Bu konuda bir de hatırlatma yapayım; Bozcaada Bizim sürecinin ardından belediyeden bizi aradılar, sadece bizi değil süreçte emeği olan, kampanyanın sosyal medya ayağını yönetenleri, forum temsilcilerini aradılar. Dediler ki, “Bozcaada Bizim’i artık birileri ticari amaçla kullanabilir, birileri farklı amaçlara mal edebilir, kabul ederseniz Bozcaada Bizim adını yasal olarak tescilini belediye alsın, bunun önüne geçelim”.

Çok güzel geçtiniz.

Bu konuda bize duygusal düşündüğümüzü, anormal bir durum olmadığını söyleyenler de oldu, hâlâ daha oluyor. Bozcaada Bizim bu sürecin ardından tüm ada halkının gururla anacağı, bir daha böyle bir süreç yaşandığında tekrardan kullanabileceğimiz, bir köşede bekleyen, hatırlanan bir çevre hareketinin en değerli parçası olarak kalmalıydı. Ama geldiğimiz noktada #bozcaadabizim eşittir CHP’li Bozcaada Belediyesi eşittir CHP Bozcaada olarak akıllarda yer edinecek.

* * *

Millet İttifakı bugün ikinci mitingini, AKP ise dün ilk mitingini gerçekleştirdi. Öncelikle iki ilçe başkanı ve adaylarını da tebrik ediyorum. Bunu aylar öncesinde yaptığımız haberlerde, yazdığım köşe yazılarında ve bire bir sohbetlerde defalarca dile getirmiştim. Gerçekten üsluplarını korudular, bel altı vurmadılar, adada tansiyonu yükseltmediler. Haberlerde izliyoruz diğer yerlerde seçim sürecindeki çirkin kampanyaları, üslupları, ithamları...
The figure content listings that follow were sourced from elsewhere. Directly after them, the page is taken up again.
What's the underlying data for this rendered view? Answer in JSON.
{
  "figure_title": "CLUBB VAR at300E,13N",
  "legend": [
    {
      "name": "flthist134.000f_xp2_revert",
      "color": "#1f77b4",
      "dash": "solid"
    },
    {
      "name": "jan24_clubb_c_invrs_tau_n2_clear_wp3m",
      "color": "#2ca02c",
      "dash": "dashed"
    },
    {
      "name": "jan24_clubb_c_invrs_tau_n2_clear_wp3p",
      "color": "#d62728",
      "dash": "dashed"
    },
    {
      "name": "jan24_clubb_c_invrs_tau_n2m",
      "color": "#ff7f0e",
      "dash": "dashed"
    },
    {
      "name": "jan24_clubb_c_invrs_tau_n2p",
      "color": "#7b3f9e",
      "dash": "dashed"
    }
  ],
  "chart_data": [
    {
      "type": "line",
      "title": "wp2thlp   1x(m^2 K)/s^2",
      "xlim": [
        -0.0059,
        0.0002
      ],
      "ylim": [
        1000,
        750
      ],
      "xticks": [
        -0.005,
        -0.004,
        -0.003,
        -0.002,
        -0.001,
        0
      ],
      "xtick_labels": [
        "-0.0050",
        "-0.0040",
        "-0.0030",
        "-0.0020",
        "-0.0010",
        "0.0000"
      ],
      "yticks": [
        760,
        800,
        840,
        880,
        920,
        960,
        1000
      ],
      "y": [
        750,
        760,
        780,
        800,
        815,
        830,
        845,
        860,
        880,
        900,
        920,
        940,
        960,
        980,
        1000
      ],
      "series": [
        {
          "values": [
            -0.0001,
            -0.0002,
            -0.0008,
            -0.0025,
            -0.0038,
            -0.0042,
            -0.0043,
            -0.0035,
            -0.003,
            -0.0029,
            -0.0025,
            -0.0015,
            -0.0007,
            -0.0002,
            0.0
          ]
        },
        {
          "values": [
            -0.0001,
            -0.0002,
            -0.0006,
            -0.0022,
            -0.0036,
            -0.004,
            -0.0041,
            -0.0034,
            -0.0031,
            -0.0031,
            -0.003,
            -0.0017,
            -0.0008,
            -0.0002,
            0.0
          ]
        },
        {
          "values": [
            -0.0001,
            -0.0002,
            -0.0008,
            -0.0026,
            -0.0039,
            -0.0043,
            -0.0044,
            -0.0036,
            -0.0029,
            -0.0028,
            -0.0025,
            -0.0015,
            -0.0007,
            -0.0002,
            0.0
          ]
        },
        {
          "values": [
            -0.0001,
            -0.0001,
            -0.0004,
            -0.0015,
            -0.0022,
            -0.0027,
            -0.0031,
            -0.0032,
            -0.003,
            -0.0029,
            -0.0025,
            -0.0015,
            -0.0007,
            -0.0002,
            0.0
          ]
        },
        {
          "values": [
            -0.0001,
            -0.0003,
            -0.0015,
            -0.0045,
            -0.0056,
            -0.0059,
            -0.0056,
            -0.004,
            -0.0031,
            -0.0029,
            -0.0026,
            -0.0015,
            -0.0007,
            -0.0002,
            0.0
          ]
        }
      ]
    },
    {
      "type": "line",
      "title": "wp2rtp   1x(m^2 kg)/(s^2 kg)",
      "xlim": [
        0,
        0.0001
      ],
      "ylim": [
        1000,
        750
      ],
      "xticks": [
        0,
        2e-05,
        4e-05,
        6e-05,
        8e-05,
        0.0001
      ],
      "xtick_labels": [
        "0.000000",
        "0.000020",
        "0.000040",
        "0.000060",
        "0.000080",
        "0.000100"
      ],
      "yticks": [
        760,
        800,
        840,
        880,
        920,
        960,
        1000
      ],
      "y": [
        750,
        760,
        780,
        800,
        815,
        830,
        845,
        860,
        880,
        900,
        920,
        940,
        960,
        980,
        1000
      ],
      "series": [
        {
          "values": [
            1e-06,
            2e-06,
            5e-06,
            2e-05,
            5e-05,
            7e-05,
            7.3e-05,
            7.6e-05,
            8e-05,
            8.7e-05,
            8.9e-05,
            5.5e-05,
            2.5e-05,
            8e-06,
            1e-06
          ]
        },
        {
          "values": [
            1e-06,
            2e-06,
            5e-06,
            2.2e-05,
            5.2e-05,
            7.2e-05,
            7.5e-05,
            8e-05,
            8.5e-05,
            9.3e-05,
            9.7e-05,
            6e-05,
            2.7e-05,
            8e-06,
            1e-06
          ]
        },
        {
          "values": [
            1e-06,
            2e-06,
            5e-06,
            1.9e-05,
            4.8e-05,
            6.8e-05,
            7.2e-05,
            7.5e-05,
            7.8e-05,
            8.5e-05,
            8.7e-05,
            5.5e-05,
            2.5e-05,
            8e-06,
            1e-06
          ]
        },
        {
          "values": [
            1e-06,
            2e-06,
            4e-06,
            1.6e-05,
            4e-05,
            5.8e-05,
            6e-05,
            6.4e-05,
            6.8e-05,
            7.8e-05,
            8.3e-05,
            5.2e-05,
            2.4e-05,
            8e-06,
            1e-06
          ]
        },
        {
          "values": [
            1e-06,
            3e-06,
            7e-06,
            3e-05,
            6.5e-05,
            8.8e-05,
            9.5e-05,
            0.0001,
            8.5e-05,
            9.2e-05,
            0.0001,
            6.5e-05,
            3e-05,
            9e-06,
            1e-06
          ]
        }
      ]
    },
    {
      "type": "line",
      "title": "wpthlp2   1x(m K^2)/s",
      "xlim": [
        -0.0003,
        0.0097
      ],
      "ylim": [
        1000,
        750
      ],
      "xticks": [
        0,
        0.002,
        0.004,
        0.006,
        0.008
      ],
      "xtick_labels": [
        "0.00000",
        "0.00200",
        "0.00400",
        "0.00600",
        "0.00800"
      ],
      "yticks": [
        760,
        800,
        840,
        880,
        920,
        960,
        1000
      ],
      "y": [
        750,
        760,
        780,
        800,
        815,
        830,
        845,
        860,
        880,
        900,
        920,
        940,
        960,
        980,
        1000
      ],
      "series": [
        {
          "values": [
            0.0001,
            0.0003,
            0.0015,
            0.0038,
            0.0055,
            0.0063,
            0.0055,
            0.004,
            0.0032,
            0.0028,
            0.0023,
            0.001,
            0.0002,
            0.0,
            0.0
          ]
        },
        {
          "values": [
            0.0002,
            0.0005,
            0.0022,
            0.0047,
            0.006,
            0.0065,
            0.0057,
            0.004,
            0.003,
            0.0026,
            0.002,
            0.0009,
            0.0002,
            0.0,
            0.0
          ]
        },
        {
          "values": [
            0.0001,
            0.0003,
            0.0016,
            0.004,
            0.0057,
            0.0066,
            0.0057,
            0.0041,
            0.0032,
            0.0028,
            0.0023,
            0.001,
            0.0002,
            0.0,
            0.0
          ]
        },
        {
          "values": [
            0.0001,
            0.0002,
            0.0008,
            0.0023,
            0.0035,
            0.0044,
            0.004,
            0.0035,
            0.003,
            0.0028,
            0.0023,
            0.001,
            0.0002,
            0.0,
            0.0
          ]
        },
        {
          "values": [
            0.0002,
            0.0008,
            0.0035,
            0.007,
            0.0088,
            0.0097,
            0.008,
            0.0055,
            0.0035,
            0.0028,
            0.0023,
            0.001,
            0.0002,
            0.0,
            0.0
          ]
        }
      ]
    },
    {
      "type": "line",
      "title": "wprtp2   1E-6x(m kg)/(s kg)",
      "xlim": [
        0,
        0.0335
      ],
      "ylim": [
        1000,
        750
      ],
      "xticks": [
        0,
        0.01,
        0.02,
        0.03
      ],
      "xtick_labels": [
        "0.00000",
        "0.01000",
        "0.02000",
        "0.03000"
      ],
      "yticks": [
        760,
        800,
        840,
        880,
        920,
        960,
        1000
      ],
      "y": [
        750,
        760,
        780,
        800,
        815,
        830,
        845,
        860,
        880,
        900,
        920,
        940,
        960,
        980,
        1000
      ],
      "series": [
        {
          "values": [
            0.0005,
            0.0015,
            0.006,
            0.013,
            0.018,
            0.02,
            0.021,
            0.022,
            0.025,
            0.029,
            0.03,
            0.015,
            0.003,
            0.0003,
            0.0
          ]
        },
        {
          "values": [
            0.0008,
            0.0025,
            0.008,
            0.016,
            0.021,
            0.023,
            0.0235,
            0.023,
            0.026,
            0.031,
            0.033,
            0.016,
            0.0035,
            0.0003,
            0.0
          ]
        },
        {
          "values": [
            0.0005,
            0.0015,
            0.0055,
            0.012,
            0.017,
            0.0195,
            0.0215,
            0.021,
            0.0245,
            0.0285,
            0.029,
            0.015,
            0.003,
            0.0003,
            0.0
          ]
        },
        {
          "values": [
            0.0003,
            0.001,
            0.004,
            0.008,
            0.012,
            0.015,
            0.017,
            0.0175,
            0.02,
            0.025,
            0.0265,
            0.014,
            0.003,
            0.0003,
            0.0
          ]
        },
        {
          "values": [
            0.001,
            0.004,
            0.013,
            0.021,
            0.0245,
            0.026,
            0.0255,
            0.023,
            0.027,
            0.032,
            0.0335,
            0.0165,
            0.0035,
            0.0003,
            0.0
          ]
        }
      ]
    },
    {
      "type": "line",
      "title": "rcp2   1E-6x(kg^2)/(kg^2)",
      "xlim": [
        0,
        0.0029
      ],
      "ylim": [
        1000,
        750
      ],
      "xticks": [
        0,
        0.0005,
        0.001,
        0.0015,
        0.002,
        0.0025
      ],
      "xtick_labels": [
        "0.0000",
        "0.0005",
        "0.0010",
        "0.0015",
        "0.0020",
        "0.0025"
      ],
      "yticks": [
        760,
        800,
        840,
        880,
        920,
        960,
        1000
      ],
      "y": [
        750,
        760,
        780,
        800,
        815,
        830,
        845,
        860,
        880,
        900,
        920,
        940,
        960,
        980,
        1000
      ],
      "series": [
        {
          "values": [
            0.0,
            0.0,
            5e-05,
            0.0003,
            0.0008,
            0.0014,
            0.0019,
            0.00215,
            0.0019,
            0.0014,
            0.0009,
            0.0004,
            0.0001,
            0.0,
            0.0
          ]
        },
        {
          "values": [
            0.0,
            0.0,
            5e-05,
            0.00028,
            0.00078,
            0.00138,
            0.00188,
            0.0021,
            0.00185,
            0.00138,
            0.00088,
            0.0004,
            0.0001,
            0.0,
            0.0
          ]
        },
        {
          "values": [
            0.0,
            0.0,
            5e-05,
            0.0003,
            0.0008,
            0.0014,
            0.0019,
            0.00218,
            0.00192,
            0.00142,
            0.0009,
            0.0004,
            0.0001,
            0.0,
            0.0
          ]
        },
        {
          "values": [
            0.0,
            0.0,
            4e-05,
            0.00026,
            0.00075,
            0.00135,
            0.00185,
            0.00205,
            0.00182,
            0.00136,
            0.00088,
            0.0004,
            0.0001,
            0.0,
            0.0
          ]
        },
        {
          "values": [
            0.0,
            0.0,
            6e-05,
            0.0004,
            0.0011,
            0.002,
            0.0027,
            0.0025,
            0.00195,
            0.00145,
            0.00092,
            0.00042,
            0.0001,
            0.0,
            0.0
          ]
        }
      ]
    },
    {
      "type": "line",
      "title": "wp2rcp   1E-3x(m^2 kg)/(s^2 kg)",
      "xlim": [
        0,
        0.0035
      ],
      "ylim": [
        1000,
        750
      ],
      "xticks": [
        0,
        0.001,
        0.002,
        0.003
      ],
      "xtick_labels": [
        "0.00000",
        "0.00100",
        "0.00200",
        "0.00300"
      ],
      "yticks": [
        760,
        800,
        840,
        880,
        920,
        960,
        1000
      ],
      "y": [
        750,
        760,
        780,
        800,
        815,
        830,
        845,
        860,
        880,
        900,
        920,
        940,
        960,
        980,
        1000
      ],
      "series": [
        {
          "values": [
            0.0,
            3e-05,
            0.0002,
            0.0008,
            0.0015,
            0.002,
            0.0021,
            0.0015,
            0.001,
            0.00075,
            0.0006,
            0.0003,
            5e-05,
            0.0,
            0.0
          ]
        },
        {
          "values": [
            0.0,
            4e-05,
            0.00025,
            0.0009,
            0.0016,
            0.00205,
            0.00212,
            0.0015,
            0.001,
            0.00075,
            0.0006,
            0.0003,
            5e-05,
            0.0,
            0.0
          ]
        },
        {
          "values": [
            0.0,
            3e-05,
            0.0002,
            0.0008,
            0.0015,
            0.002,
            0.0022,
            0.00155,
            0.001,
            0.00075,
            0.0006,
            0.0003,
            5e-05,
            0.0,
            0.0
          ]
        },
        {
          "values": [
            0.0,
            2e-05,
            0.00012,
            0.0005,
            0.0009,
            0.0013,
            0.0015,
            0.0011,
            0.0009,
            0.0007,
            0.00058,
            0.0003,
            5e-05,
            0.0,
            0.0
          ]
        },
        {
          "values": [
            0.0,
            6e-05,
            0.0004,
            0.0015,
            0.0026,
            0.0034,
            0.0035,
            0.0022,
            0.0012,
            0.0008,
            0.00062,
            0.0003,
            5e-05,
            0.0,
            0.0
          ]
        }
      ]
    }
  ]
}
Dün AKP mitinginde konuşan Burak Aktan ve Erdoğan Madak’ın Başkan Hakan Can Yılmaz’a yönelik tüm eleştirilerin hemen hemen hepsine katılıyorum. Zaten bunları seçim süreci öncesinde de, seçim sürecinde yayınlarımızda, köşe yazılarımızda da dile getirdik. Ki halkın da dile getirdiği, eleştirdiği konulardı bunlar. Başkan Yılmaz da bunların bazılarını kabul etti, bazılarının da gerekçelerini açıkladı.

Ancak iki konu var ki Aktan’a ve Madak’a katılmıyorum. Aktan demiş ki, “Gestaş’ın avukatı değiliz, ortağı da değiliz. Söz konusu Bozcaada menfaati olduğunda en acımasız eleştiriyi yapmaktan da geri durmayız”. Kusura bakmayın ama sizden bugüne kadar ada halkının yetkililere yönelik tepkilerini haklı bulduğunuz bırakın acımasız eleştiriyi bir tane eleştiri sayılabilecek tepkinizi görmedik. Eğer basın olarak biz görmemişsek siz söyleyin de bilelim.  Yeri geldiğinde “Dostum Volkan Uslu” dediniz ancak Gestaş konusunda bir kere olsun ada halkının yanında duramadınız.

Bir dostum, büyüğüm dedi ki Madak'a lütfen şunu sorar mısınız: 17 yıldır AKP'li Cumhurbaşkanı Erdoğan'dan farklı düşünen bir belediye başkanı, bir AKP'li siyasetçi oldu mu? Belediye başkanı olursa örneğin toplu konut hakkında, koylar hakkında Cumhurbaşkanı Erdoğan farklı düşünürse siz kendisinden farklı düşünebilecek misiniz? Cevabını merak ediyorum.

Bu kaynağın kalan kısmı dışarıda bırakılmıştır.